How the FBI already had Aldrich on their radar
The information conveyed to the FBI about Aldrich, which has not been previously reported, marks the earliest known instance of law enforcement officials being warned about Aldrich, and the shooting is the latest attack to raise questions about whether people who once caught the attention of law enforcement should have remained on the FBI’s radar.
An FBI assessment is the lowest level, least intrusive, and most elementary stage of an FBI inquiry. Such assessments are routinely opened after agents receive a tip and investigators routinely face a challenge of sifting through which of the tens of thousands of tips received every year could yield a viable threat.

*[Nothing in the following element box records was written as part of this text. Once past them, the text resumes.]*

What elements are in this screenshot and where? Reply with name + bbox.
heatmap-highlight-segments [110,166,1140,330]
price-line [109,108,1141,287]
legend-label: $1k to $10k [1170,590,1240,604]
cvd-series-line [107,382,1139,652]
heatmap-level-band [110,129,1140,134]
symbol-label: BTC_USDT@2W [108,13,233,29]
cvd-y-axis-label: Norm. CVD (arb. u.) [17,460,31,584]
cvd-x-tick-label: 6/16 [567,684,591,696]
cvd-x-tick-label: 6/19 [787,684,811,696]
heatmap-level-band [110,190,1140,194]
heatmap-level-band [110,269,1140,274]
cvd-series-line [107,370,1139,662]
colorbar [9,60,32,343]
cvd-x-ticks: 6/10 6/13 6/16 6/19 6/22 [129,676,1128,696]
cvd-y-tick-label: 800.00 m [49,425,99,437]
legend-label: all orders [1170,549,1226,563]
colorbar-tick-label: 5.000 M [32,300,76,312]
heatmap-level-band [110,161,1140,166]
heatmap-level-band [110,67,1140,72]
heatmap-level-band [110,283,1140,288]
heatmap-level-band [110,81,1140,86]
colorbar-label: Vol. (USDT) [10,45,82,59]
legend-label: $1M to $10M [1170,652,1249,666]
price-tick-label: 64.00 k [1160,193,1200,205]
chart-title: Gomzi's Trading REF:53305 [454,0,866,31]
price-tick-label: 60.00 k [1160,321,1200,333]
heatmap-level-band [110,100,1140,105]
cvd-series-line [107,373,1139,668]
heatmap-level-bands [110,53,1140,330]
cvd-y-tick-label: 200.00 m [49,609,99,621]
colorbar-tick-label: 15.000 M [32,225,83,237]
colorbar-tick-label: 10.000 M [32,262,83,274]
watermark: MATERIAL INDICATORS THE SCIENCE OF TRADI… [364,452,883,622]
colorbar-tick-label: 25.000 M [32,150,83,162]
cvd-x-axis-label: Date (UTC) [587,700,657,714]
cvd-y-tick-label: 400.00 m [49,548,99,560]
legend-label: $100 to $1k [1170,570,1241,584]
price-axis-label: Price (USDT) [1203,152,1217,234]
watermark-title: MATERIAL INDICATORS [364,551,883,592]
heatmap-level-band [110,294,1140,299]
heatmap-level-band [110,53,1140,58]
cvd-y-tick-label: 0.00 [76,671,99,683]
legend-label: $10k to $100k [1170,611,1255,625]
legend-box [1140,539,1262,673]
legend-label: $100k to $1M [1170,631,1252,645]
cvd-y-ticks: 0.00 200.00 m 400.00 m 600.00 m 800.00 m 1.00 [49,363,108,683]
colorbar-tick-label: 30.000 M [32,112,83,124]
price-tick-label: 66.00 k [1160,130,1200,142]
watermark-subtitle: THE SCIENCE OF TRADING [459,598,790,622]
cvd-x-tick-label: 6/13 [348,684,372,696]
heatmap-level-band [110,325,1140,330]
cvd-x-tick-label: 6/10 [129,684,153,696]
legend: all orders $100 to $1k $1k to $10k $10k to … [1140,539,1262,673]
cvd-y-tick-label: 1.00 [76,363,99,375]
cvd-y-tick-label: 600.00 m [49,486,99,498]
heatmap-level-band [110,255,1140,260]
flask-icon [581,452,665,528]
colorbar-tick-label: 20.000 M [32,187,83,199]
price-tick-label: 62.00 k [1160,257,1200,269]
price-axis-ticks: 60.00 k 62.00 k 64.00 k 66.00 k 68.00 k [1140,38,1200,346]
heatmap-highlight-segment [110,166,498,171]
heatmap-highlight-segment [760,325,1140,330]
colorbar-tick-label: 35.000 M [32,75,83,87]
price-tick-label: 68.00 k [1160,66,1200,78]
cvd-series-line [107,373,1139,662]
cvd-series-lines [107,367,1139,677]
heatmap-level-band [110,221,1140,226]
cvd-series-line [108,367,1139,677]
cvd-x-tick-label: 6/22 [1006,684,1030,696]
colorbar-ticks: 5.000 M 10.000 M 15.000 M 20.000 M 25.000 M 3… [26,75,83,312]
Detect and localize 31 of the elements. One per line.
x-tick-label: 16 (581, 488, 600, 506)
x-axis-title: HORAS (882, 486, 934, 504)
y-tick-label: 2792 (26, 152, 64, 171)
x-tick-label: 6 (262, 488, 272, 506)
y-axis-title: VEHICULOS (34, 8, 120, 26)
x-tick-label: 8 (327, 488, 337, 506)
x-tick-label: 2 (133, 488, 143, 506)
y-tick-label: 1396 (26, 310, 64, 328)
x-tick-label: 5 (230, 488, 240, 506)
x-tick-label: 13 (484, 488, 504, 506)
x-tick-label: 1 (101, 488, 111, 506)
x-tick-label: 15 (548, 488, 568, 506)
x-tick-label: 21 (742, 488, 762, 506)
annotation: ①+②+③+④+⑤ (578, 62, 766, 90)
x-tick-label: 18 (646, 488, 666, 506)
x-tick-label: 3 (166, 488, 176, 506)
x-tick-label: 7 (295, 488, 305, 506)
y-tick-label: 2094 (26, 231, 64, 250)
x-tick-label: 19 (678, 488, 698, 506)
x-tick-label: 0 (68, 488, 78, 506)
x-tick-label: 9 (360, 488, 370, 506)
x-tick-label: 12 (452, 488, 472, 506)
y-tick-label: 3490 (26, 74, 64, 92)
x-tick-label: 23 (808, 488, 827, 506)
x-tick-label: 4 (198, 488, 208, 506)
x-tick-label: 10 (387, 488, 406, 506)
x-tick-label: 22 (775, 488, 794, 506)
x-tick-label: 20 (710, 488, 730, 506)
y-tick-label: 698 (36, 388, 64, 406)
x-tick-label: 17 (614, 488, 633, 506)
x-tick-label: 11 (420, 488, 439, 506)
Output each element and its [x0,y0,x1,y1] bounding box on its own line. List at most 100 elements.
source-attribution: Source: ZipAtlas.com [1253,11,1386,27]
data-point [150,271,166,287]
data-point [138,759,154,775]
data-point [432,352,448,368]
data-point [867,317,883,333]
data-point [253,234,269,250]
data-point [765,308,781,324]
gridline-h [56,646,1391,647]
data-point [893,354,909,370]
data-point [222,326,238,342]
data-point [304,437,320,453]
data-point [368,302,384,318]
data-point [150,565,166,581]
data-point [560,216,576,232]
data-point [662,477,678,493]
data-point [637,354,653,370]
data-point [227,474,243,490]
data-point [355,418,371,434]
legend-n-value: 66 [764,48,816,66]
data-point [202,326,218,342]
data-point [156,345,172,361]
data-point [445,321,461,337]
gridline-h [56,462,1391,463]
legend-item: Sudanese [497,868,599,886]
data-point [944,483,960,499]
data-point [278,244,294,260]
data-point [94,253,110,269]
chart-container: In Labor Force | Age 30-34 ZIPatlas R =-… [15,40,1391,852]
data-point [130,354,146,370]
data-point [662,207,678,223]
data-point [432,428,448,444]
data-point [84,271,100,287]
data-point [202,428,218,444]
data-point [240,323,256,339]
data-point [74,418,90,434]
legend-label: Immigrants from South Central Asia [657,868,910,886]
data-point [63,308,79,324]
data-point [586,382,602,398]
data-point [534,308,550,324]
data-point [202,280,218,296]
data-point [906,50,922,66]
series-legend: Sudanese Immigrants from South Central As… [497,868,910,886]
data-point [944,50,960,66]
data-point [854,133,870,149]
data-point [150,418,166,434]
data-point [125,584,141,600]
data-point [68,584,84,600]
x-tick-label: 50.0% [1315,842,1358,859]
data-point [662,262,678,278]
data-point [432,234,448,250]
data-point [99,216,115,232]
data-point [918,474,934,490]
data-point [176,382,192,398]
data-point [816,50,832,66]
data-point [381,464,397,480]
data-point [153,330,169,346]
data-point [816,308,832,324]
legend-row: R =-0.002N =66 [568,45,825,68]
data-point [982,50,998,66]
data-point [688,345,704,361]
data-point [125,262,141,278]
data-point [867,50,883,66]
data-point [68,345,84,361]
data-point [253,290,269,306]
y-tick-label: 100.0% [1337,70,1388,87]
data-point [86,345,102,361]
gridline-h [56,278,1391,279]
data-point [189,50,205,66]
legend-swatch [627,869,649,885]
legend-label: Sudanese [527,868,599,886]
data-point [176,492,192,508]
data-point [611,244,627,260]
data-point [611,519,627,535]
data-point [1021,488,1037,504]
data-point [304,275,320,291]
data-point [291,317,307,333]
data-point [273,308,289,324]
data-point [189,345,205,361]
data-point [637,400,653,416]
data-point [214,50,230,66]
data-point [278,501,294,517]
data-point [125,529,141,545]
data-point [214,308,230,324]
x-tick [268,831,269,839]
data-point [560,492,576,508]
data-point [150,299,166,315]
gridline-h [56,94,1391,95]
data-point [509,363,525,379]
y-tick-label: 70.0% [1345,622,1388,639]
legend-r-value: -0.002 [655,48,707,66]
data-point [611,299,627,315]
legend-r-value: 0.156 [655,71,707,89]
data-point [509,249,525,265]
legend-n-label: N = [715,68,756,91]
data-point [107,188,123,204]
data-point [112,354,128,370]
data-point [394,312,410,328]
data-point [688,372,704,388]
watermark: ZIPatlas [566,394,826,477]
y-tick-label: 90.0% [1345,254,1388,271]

FBI guidelines meant to balance national security with civil liberties protections impose restrictions on the steps agents may take during the assessment phase. Agents, for instance, may analyze information from government databases and open-source internet searches, and can conduct interviews during an assessment. But they cannot turn to more intrusive techniques, such as requesting a wiretap or internet communications, without higher levels of approval and a more solid basis to suspect a crime.
More than 10,000 assessments are opened each year. Many are closed within days or weeks when the FBI concludes there’s no criminal or national security threat, or basis for continued scrutiny. The system is meant to ensure that a person who has not broken the law does not remain under perpetual scrutiny on a mere hunch — and that the FBI can reserve its resources for true threats.